Peña habla a cámara acerca de haber alcanzado un techo en lo profesional. Paula
Félix-Didier recuerda que le han preguntado muchas veces si no se siente “la Indiana
Jones” del cine por poder devolver esta pieza faltante, “que es el sentido último de
esta tarea que yo hago, donde existe esta fantasía de la aventura”. Rainer Rother, el
director artístico de la Cinemateca Alemana, confiesa que ya “no creía que estas
escenas fueran a aparecer porque no hay ninguna otra película a la que se le haya
dedicado tanto esfuerzo a su restauración e investigación”. De hecho, Peña y Félix-
Didier cuentan que nadie en Alemania les creía, porque ya se habían cansado de
escuchar historias nuevas de coleccionistas que decían haber encontrado el
Metrópolis de Lang. El historiador español Luciano Berriatuam, que ayudó a acercar a
argentinos y alemanes, se confiesa sin pudor como un nene ante un regalo al que ya
no esperaba acceder jamás.
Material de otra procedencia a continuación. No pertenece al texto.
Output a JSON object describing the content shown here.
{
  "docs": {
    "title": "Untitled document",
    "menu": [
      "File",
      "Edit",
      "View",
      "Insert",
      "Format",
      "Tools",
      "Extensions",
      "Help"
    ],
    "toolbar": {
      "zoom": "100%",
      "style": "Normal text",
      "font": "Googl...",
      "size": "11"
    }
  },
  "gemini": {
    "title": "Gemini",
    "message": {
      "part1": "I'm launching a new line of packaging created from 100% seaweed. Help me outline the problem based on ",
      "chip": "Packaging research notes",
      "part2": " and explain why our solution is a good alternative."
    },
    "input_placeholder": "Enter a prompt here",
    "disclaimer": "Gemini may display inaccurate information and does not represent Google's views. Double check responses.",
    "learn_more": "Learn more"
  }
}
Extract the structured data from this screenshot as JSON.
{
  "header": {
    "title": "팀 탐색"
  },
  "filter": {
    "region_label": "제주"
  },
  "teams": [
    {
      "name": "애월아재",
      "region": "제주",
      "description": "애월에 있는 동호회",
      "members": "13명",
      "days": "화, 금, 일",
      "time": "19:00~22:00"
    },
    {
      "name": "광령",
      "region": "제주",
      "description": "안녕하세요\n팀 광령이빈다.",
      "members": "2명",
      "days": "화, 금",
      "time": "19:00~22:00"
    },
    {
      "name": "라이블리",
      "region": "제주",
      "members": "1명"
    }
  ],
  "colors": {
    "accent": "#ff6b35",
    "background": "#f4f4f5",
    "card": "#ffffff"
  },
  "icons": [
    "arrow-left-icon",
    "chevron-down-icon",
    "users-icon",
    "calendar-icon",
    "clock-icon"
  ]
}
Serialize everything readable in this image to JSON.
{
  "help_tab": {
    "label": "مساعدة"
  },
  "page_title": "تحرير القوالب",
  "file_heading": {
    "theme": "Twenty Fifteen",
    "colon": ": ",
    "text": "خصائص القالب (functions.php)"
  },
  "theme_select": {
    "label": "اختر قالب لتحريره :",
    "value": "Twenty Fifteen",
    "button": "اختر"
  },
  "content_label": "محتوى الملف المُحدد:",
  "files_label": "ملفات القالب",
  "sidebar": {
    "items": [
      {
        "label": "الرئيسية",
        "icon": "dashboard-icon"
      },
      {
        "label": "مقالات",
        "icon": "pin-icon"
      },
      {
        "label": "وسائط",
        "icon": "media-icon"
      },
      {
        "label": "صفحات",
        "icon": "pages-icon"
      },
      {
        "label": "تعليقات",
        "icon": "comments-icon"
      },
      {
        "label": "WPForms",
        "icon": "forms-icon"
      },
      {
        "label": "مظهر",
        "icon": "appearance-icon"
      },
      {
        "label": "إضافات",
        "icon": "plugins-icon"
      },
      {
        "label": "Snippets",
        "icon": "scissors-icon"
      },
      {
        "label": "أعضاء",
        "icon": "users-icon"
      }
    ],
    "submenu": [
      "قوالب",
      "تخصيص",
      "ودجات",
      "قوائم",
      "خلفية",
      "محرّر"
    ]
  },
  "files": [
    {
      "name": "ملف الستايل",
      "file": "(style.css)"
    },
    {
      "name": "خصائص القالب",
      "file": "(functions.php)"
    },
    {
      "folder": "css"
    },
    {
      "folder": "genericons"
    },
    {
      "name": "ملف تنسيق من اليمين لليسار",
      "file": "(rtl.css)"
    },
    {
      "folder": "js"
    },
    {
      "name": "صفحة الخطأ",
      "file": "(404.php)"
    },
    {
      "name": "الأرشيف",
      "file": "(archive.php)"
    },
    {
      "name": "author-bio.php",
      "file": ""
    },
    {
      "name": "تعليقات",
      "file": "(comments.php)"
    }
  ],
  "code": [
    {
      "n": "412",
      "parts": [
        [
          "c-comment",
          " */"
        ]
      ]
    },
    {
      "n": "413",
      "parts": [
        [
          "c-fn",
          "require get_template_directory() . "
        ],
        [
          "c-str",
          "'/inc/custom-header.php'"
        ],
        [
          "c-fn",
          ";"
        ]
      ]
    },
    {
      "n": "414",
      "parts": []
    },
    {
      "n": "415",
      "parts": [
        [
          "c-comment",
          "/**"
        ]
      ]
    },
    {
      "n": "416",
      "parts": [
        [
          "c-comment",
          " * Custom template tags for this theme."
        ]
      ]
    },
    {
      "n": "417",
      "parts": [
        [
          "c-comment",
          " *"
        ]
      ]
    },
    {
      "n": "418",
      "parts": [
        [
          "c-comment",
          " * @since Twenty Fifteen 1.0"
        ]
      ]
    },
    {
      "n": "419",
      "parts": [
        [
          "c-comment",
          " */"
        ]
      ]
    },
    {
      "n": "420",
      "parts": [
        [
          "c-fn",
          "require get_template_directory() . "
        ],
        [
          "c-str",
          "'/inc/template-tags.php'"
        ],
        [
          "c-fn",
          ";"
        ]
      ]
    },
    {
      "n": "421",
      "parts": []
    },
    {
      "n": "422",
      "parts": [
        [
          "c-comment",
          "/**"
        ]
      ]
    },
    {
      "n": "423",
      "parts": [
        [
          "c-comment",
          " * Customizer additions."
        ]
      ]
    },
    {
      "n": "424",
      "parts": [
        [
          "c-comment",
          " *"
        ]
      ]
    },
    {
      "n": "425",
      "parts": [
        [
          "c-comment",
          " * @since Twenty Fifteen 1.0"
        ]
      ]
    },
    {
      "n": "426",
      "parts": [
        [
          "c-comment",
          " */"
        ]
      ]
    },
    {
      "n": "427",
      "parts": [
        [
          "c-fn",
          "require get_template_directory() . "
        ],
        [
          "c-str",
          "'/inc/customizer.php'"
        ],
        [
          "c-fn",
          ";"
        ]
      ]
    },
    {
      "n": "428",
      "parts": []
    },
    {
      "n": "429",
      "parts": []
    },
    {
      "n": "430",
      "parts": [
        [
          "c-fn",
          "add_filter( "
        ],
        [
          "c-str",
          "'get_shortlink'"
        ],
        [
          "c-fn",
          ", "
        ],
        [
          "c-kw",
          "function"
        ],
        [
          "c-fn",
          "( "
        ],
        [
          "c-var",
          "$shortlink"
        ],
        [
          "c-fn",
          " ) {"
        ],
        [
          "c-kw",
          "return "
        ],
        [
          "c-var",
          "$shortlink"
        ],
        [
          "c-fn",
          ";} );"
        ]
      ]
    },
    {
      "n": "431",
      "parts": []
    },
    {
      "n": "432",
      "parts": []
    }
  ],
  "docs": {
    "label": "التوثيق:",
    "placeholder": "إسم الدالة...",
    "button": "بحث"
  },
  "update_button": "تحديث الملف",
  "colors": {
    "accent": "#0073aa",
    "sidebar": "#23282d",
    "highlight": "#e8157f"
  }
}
Y Félix-Didier confiesa una emoción similar al describir la
experiencia de sentarse a ver el film recuperado nada menos que con Enno Patalas en
su casa en Munich, poco antes de expresar, en plan más profesional, su anhelo de que
la publicidad enorme que tuvo este hallazgo ayude a crear conciencia sobre la
preservación del acervo cinematográfico. “El 50 por ciento de la producción del cine
sonoro está perdida”, dice a cámara. “El 80 o 90 por ciento de la muda está perdida.
La noticia de Metrópolis sirve también para esto: crear conciencia de que el registro
histórico más importante del siglo XX es el audiovisual. Sin el registro en imágenes se
pierde una parte fundamental de lo que el siglo XX fue.”